Late Wednesday afternoon, lawyers for the Texas Department of Family and Protective Services filed papers with 51st District Judge Barbara Walther to remove the children from court oversight.

"We're going to continue to be doing that," CPS spokeswoman Marleigh Meisner told the Deseret News on Wednesday.

The decision to "nonsuit" the children could be for a variety of reasons, she said.

"It could be because the children are in a protected environment or are over 18," Meisner said. "It could be that we found no abuse or neglect."

Nonsuiting a child does not end CPS's involvement in the cases, either. Many FLDS parents are being asked to undergo psychological evaluations, attend parenting classes and take steps to ensure their children are safe from abuse.

The 24 children are the latest cases that CPS has "nonsuited" since the April 3 raid on the YFZ Ranch. Last week, 34 more were dropped from court oversight, in addition to 32 earlier this month.

On Tuesday, a 14-year-old girl was ordered back into foster care after a judge ruled her mother, Barbara Jessop, failed to protect her from abuse.

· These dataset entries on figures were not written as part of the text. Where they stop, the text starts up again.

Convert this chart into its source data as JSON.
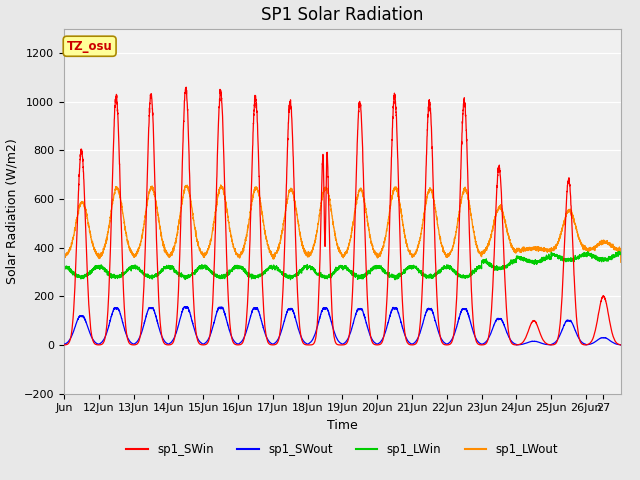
{
  "title": "SP1 Solar Radiation",
  "ylabel": "Solar Radiation (W/m2)",
  "xlabel": "Time",
  "ylim": [
    -200,
    1300
  ],
  "yticks": [
    -200,
    0,
    200,
    400,
    600,
    800,
    1000,
    1200
  ],
  "xtick_labels": [
    "Jun",
    "12Jun",
    "13Jun",
    "14Jun",
    "15Jun",
    "16Jun",
    "17Jun",
    "18Jun",
    "19Jun",
    "20Jun",
    "21Jun",
    "22Jun",
    "23Jun",
    "24Jun",
    "25Jun",
    "26Jun",
    "27"
  ],
  "xtick_positions": [
    0,
    1,
    2,
    3,
    4,
    5,
    6,
    7,
    8,
    9,
    10,
    11,
    12,
    13,
    14,
    15,
    15.5
  ],
  "colors": {
    "sp1_SWin": "#FF0000",
    "sp1_SWout": "#0000FF",
    "sp1_LWin": "#00CC00",
    "sp1_LWout": "#FF8C00"
  },
  "tz_label": "TZ_osu",
  "title_fontsize": 12,
  "label_fontsize": 9,
  "tick_fontsize": 8
}
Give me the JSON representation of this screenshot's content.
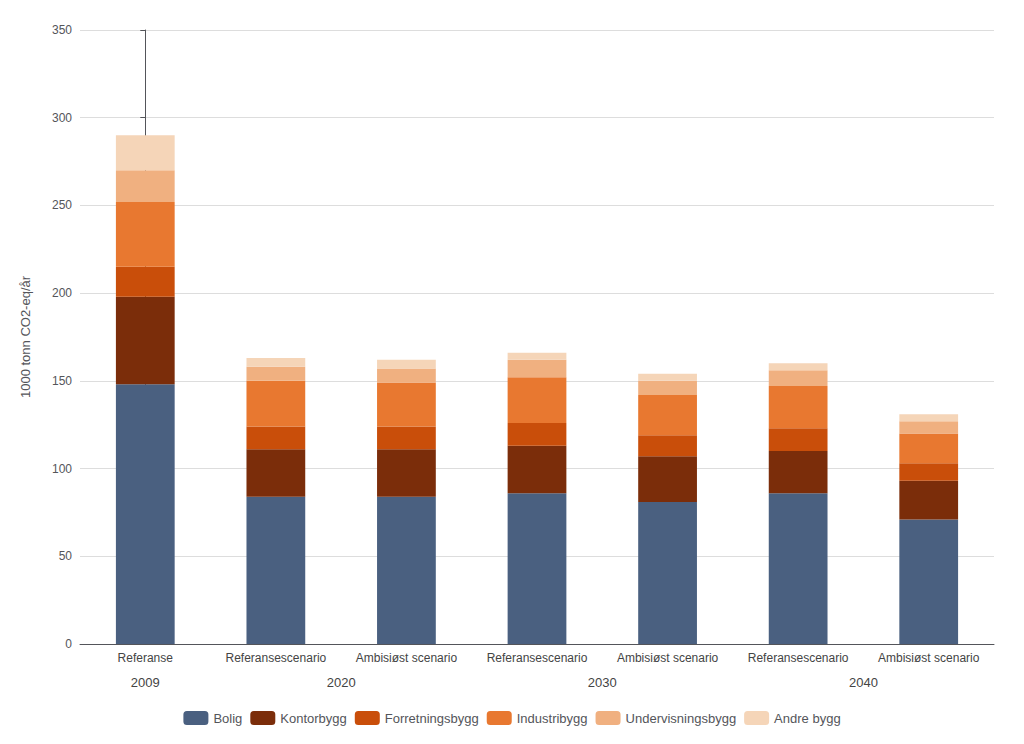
{
  "chart_data": {
    "type": "bar",
    "stacked": true,
    "ylabel": "1000 tonn CO2-eq/år",
    "categories": [
      "Referanse",
      "Referansescenario",
      "Ambisiøst scenario",
      "Referansescenario",
      "Ambisiøst scenario",
      "Referansescenario",
      "Ambisiøst scenario"
    ],
    "annotations": [
      {
        "text": "2009",
        "span": 1
      },
      {
        "text": "2020",
        "span": 2
      },
      {
        "text": "2030",
        "span": 2
      },
      {
        "text": "2040",
        "span": 2
      }
    ],
    "series": [
      {
        "name": "Bolig",
        "color": "#4a6080",
        "values": [
          148,
          84,
          84,
          86,
          81,
          86,
          71
        ]
      },
      {
        "name": "Kontorbygg",
        "color": "#7b2d0a",
        "values": [
          50,
          27,
          27,
          27,
          26,
          24,
          22
        ]
      },
      {
        "name": "Forretningsbygg",
        "color": "#c94e0a",
        "values": [
          17,
          13,
          13,
          13,
          12,
          13,
          10
        ]
      },
      {
        "name": "Industribygg",
        "color": "#e87830",
        "values": [
          37,
          26,
          25,
          26,
          23,
          24,
          17
        ]
      },
      {
        "name": "Undervisningsbygg",
        "color": "#f0b080",
        "values": [
          18,
          8,
          8,
          10,
          8,
          9,
          7
        ]
      },
      {
        "name": "Andre bygg",
        "color": "#f5d5b8",
        "values": [
          20,
          5,
          5,
          4,
          4,
          4,
          4
        ]
      }
    ],
    "ylim": [
      0,
      350
    ],
    "yticks": [
      0,
      50,
      100,
      150,
      200,
      250,
      300,
      350
    ],
    "grid": true,
    "legend": "bottom"
  }
}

The girl was allegedly married at age 12 to FLDS leader Warren Jeffs. Six other children whom CPS sought to have placed in foster care again were allowed to remain with their mothers under deals struck with the agency on Tuesday.

Hundreds of children were placed in state custody after the April raid on the ranch. Texas child welfare authorities and law enforcement responded to the FLDS Church's property in nearby Eldorado after a series of phone calls from someone claiming to be a pregnant 16-year-old in an abusive marriage to an older man. Once on site, authorities said they saw other signs of abuse, prompting a judge to order the removal of all of the children.

The 440 children were ultimately returned to their parents after a pair of Texas courts ruled the state acted improperly and failed to show the children were in immediate danger.